Bixi’s trouble came to a head on Monday, when the Montreal-based equipment supplier filed for bankruptcy and was taken over by the city of Montreal. The company owed various creditors more than $45 million, and was expected to suffer $1.3 million more in 2014.
For Chicago, Divvy is managed by Portland-based Alta Bicycle Share, with equipment and software supplied by Bixi, or Public Bike System Company, known in French as the Société de vélos en libre-service (SVLS).
In 2011, Montreal's city council approved a $108-million bailout package for Bixi to cover a budget shortfall. The deal included a $37-million loan to cover Bixi's deficit and another $71 million in loan guarantees to export and develop the system abroad.
In June of that year, Montreal’s auditor general published a report faulting Bixi administrators for “neglecting or avoiding several elementary management rules,” and the “illegal nature” of Bixi’s initiative to sell the system to cities including Toronto, Ottawa and London, England. In turn, Bixi threatened to pull it’s 5,000 bikes off Montreal’s streets if the city didn't come up with $37 million in Canadian dollars to help the company stave off creditors.
Monday’s decision to declare bankruptcy was driven in part by the refusal by Montreal’s government to sink any more money into the troubled company. News reports say that “persistent delays and problems” with new technology has led Chicago and New York, where Bixi is also involved in a bike-sharing program known a Citi Bike, to withhold as much as $5.6 million in payments.
Bixi and its partner, Alta, have experienced a string of problems in other cities that have chosen the suppliers to operate bike-sharing programs.

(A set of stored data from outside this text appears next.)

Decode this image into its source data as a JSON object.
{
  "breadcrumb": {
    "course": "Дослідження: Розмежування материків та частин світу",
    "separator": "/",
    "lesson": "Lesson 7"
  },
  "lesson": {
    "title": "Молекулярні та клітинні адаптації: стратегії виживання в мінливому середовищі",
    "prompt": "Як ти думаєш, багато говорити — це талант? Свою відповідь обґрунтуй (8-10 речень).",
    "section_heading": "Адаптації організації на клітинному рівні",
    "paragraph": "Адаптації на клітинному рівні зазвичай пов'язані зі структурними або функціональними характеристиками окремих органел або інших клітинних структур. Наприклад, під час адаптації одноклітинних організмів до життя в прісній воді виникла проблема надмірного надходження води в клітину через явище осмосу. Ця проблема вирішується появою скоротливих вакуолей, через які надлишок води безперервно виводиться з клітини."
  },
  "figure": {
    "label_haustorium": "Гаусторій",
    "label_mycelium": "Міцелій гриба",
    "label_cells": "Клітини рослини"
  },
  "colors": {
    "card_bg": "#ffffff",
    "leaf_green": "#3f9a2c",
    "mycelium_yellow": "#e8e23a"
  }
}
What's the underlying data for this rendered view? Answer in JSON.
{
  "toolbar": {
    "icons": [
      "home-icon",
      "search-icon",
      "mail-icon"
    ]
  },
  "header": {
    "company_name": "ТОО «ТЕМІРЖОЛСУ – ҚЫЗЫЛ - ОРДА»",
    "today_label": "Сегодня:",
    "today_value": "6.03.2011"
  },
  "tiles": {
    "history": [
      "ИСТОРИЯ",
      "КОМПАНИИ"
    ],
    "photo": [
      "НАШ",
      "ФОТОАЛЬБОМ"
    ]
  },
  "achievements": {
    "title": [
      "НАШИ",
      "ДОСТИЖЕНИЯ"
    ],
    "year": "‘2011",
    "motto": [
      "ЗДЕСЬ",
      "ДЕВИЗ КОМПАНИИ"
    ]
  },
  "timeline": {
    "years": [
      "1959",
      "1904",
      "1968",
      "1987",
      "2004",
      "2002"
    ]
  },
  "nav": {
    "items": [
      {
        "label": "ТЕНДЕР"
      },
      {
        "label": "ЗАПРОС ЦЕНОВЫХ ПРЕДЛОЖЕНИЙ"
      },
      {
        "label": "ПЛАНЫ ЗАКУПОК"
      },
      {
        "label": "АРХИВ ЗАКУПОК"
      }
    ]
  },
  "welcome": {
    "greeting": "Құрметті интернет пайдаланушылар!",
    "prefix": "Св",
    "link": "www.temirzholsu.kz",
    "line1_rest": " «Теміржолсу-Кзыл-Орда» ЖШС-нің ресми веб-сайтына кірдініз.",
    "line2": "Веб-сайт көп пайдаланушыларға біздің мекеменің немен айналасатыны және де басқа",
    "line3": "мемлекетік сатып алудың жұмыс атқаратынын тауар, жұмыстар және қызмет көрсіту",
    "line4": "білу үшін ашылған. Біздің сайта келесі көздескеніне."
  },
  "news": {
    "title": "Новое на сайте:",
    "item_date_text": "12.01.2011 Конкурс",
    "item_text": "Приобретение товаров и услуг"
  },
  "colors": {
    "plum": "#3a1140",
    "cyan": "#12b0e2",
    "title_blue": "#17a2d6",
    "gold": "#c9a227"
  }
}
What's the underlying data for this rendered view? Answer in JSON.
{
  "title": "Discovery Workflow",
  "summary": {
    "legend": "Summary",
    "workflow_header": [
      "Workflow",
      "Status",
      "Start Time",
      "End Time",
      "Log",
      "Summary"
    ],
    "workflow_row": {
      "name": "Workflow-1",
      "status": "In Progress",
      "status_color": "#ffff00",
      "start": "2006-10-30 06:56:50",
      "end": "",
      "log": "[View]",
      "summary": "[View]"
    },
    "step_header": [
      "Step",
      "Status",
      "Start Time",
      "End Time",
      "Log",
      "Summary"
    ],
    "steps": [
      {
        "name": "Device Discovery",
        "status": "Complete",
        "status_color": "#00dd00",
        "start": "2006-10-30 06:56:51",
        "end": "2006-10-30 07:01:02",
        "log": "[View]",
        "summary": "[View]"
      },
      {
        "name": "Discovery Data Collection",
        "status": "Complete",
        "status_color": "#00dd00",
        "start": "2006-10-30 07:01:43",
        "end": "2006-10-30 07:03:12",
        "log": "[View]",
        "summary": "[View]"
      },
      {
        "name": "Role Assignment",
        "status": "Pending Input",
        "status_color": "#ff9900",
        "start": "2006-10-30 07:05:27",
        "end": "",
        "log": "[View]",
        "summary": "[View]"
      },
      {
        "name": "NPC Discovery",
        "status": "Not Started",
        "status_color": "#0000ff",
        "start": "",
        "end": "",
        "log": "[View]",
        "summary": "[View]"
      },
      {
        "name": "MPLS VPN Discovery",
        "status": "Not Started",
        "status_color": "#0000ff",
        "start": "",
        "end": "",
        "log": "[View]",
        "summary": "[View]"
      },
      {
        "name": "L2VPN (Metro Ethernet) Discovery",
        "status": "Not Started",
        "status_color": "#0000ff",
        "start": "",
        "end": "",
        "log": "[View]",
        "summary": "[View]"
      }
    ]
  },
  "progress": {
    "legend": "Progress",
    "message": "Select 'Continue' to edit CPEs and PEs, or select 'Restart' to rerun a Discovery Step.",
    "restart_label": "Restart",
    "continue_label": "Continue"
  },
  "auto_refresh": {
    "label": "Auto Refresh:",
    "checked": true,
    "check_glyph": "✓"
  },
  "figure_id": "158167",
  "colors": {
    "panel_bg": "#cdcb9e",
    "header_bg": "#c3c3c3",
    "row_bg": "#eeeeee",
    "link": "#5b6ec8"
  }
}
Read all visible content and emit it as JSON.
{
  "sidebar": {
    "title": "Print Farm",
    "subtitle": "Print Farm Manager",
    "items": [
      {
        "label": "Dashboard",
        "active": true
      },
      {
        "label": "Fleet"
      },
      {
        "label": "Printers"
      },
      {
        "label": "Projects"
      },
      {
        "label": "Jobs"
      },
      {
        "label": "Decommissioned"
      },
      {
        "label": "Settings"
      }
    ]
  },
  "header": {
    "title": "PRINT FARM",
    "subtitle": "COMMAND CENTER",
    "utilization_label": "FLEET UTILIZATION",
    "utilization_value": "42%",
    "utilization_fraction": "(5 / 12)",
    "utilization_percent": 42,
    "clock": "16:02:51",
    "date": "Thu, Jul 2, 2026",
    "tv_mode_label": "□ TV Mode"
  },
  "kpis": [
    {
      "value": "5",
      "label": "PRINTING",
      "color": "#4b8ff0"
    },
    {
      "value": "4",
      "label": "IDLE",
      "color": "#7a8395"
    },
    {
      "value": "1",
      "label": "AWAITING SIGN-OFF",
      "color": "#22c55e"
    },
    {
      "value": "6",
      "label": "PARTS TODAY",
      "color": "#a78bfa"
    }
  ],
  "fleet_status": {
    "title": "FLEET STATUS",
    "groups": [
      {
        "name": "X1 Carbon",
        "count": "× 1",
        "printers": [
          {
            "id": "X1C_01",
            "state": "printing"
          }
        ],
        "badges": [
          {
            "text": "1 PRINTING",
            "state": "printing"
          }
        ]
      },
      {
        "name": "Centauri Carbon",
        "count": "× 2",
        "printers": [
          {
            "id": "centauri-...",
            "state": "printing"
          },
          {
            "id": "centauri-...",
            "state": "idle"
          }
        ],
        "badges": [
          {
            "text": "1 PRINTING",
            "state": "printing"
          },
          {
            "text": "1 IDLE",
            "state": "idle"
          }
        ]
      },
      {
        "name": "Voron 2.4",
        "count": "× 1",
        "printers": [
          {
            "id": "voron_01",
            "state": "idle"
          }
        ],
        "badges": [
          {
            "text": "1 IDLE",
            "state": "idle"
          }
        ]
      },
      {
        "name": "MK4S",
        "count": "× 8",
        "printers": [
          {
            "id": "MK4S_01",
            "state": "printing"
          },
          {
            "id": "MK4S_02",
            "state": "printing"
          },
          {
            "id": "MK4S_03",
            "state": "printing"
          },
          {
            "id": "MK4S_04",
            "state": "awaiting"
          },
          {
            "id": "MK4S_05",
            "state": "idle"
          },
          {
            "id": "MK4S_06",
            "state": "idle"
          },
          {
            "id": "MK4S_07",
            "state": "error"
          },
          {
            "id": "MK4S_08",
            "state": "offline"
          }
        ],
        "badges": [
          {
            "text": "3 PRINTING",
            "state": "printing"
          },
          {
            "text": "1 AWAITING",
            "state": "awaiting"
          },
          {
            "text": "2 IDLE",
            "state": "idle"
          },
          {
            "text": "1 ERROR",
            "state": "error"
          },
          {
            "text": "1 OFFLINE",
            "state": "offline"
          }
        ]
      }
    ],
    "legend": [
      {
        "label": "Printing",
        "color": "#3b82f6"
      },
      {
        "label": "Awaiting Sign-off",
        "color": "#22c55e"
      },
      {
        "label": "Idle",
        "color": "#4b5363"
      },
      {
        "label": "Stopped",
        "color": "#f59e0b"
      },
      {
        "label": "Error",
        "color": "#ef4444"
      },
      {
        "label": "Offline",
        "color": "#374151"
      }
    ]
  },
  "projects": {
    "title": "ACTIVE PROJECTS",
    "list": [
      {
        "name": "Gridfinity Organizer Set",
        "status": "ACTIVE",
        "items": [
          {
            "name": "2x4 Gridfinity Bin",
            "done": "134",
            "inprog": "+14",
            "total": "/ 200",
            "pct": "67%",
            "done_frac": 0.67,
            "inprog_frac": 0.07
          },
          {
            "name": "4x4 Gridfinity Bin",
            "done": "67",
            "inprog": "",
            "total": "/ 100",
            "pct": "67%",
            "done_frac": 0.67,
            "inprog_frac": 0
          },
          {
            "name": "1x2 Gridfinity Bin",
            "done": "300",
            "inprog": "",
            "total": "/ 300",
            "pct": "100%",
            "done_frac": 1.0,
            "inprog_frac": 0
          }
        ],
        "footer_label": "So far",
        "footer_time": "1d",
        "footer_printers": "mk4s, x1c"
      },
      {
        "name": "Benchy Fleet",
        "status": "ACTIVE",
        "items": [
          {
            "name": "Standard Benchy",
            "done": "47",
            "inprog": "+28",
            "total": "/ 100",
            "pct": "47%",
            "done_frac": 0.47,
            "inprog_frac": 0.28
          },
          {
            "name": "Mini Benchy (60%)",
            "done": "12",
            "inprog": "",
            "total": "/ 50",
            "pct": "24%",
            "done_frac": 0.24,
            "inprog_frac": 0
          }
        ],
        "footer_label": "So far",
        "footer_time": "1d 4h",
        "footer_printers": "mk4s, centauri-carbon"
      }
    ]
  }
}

In 2013, Toronto decided to spend $4 million Canadian on it’s troubled Bixi bike share program. In both Chattanooga and New York, problems with Bixi-supplied software delayed launches. Minneapolis’ bike program, Nice Ride, sued Bixi in 2013 for “material breach” of contract. As well, Bixi’s bankruptcy is said to place Vancouver’s bike share program, also run by Alta, into doubt.
For Chicago, the relationship between the city, Alta and Bixi has taken its own set of twists and turns. Before the launch of Divvy, a local vendor filed a protest with the city, charging the city’s request for proposal process was tainted and unfair.
Bike Chicago, run by a local cycling entrepreneur, charged that Chicago Commissioner of Transportation Gabe Klein collected a $10,000 consulting fee from Alta shortly before his appointment by Mayor Emanuel, the city’s request for proposal (RFP) was written by a CDOT intern who claimed to be an Alta consultant and was later hired by the company, and the winning bid cost millions more than Bike Chicago.
As well, Chicago’s bike-share program was beset by delays, with the city pushing back the original launch date for a year. Divvy’s launch was also met with some confusion and initial problems, many if not all of which were resolved within days.
Divvy’s initial funding included $25 million in federal funding and $6.25 million in local matches. The program was slated to be expanded by 75 additional stations, backed by $3 million in federal grants, which is now seen as being in doubt.
City officials, including a Chicago Department of Transportation spokesman, have said Bixi’s bankruptcy won’t affect the operation of the Divvy program in Chicago.